HL Deb 07 April 1998 vol 588 cc124-5WA
The Countess of Mar

asked Her Majesty's Government:

Whether they are aware of any connection between the illnesses and birth defects suffered by the population of Halabja in northern Iraq following their exposure to toxic chemicals in 1986 (as reported on 23 February by the Channel 4 programme, "Dispatches") and the illnesses experienced by Gulf War veterans and others exposed to organophosphates. [HL835]

Lord Gilbert

The Government are aware of the "Dispatches" programme "Saddam's Secret Time Bomb", shown on Channel 4 on 23 February 1998, which concerned the incidence of ill-health among the population of the area around the town of Halabja in northern Iraq. So far as the Government is aware, there have been no epidemiological studies of this population. It would, therefore, be premature to seek a connection between ill-health among this group and that among other groups, such as Gulf veterans.

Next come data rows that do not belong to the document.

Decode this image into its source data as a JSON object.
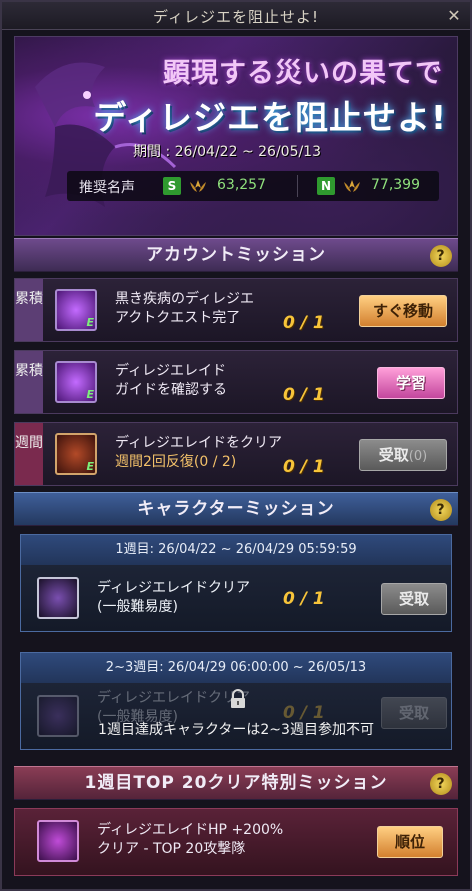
{
  "window": {
    "title": "ディレジエを阻止せよ!",
    "close_glyph": "✕"
  },
  "banner": {
    "headline1": "顕現する災いの果てで",
    "headline2": "ディレジエを阻止せよ!",
    "period": "期間 : 26/04/22 ~ 26/05/13",
    "renown_label": "推奨名声",
    "grade_s": "S",
    "value_s": "63,257",
    "grade_n": "N",
    "value_n": "77,399"
  },
  "account_section": {
    "title": "アカウントミッション",
    "help": "?",
    "missions": [
      {
        "tag": "累積",
        "line1": "黒き疾病のディレジエ",
        "line2": "アクトクエスト完了",
        "progress": "0 / 1",
        "button": "すぐ移動",
        "icon": "dark-orb-icon"
      },
      {
        "tag": "累積",
        "line1": "ディレジエレイド",
        "line2": "ガイドを確認する",
        "progress": "0 / 1",
        "button": "学習",
        "icon": "dark-orb-icon"
      },
      {
        "tag": "週間",
        "line1": "ディレジエレイドをクリア",
        "line2": "週間2回反復(0 / 2)",
        "progress": "0 / 1",
        "button": "受取",
        "button_count": "(0)",
        "icon": "chest-icon"
      }
    ]
  },
  "character_section": {
    "title": "キャラクターミッション",
    "help": "?",
    "week1": {
      "date": "1週目: 26/04/22 ~ 26/04/29 05:59:59",
      "line1": "ディレジエレイドクリア",
      "line2": "(一般難易度)",
      "progress": "0 / 1",
      "button": "受取"
    },
    "week23": {
      "date": "2~3週目: 26/04/29 06:00:00 ~ 26/05/13",
      "line1": "ディレジエレイドクリア",
      "line2": "(一般難易度)",
      "progress": "0 / 1",
      "button": "受取",
      "lock_text": "1週目達成キャラクターは2~3週目参加不可"
    }
  },
  "top20_section": {
    "title": "1週目TOP 20クリア特別ミッション",
    "help": "?",
    "line1": "ディレジエレイドHP +200%",
    "line2": "クリア - TOP 20攻撃隊",
    "button": "順位"
  }
}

There is still no medical or scientific consensus concerning Gulf veterans' illnesses, and we are not aware of any evidence showing an increased incidence of adverse reproductive outcomes in the families of Gulf veterans. However, an epidemiological study led by Dr. David Cowan, which was published last year in the New England Journal of Medicine, concluded that there was no evidence that children born to US Gulf veterans were suffering from a higher than average incidence of birth abnormalities. An MoD-funded epidemiological study under Dr. Patricia Doyle at the London School of Hygiene and Tropical Medicine is currently examining the reproductive health of UK Gulf veterans and the health of their children.

Epidemiological research is currently underway, sponsored jointly by the Department of Health, the Ministry of Agriculture Fisheries and Food and the Health and Safety Executive, into the effects on human health of low-level exposure to organophosphate pesticides in the context of the health concerns of some farm workers.